Outre ses fonctions de patron de média, Bruno Delport préside quant à lui le Conseil d’administration de Solidarité Sida, une association qui démarrait des projets de prévention auprès de prostituées et de toxicomanes au Maroc, lorsque son téléphone a été attaqué. Au total, nous avons pu établir qu’au moins 35 numéros de journalistes ont été sélectionnés comme cibles par le Maroc. Et en deux ans, toutes professions confondues, ce sont plus de 10 000 numéros que l’utilisateur du logiciel de NSO dans ce pays a rentrés dans le système, dont près de 1 000 correspondent à des citoyens français.
En réponse à nos questions, l’ambassade du Maroc nous a adressé la réponse suivante : "Les autorités marocaines ne comprennent pas le contexte de la saisine par le consortium international de journalistes (Forbidden Stories) sollicitant les réponses et précisions du gouvernement marocain sur les outils de surveillance numérique de NSO group." Évoquant le cas d’Omar Radi, elle ajoute : "Les autorités marocaines demeurent depuis le 22 juin 2020 dans l’attente de preuves matérielles de la part d’Amnesty International qui a été incapable de prouver une quelconque relation entre le Maroc et NSO."
NSO argue de sa bonne foi
En octobre 2019, NSO avait déjà été fragilisée pour avoir rendu possible le piratage de 1 400 téléphones, en exploitant une vulnérabilité de la messagerie chiffrée WhatsApp. Une centaine de journalistes et des militants des droits de l’Homme avaient alors été ciblés. Facebook, maison mère de WhatsApp, avait déposé une plainte à laquelle s’étaient joints Google, Microsoft et d’autres sociétés informatiques. En décembre 2020, nos confrères du Guardian révélaient que des traces de Pegasus avaient été repérées dans les téléphones portables d’une douzaine de journalistes de la chaîne qatarie Al Jazeera. Et en décembre 2020, le projet Cartel, déjà conduit par Forbidden Stories avec la cellule investigation de Radio France, avait documenté un dévoiement de Pegasus au Mexique.

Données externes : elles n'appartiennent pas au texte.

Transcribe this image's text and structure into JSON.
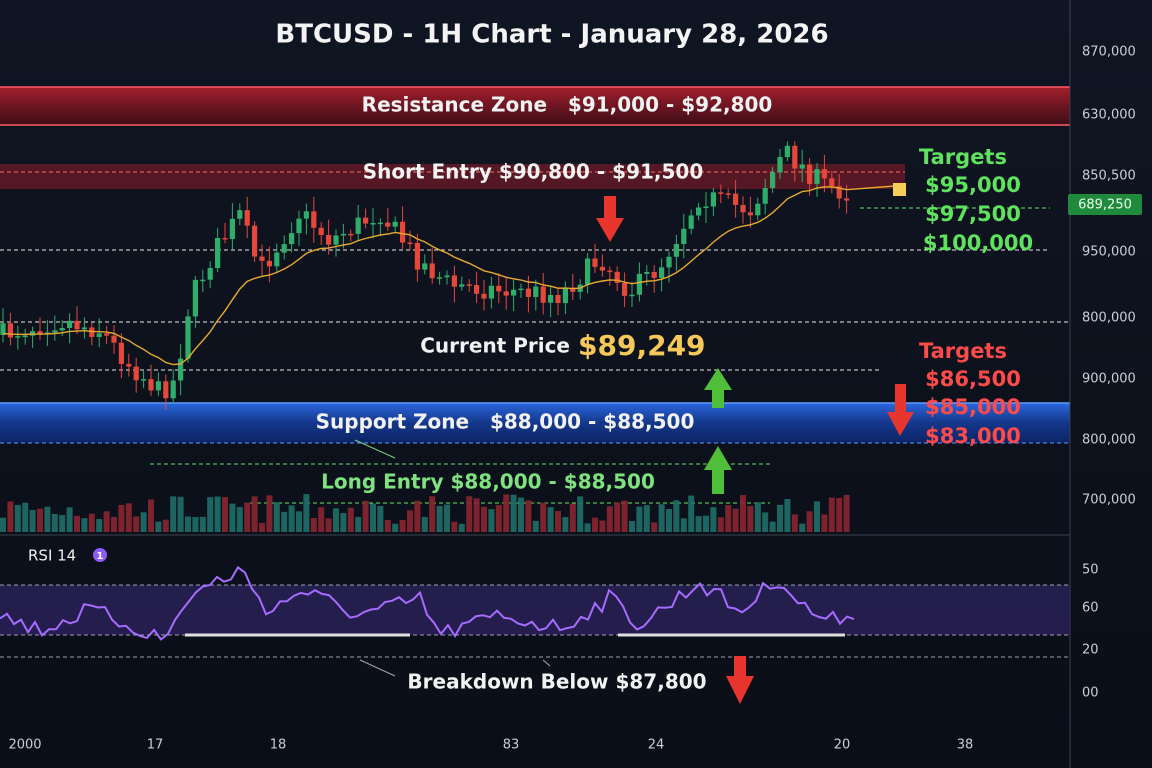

En réponse aux questions que nous lui avons adressées, NSO réaffirme qu'elle a pour mission de sauver des vies. "Nous assurons cette mission avec détermination, en dépit de tentatives répétées de nous discréditer sur la base de fausses informations", explique la société. Au regard de ce que nous révélons, peut-elle pour autant continuer d’ignorer que de nombreux pays détournent sa technologie à d’autres fins que la prévention du crime organisé et du terrorisme ? Dans sa réponse, la société ajoute : "NSO Group continuera d’enquêter sur toute allégation de mauvais usage (de Pegasus), et nous prendrons des décisions en fonction des résultats de ces enquêtes. Cela peut aller jusqu’à fermer l’accès de notre système à nos clients … Ce que nous avons déjà fait par le passé de nombreuses fois, et que nous n’hésiterons pas à refaire si nécessaire."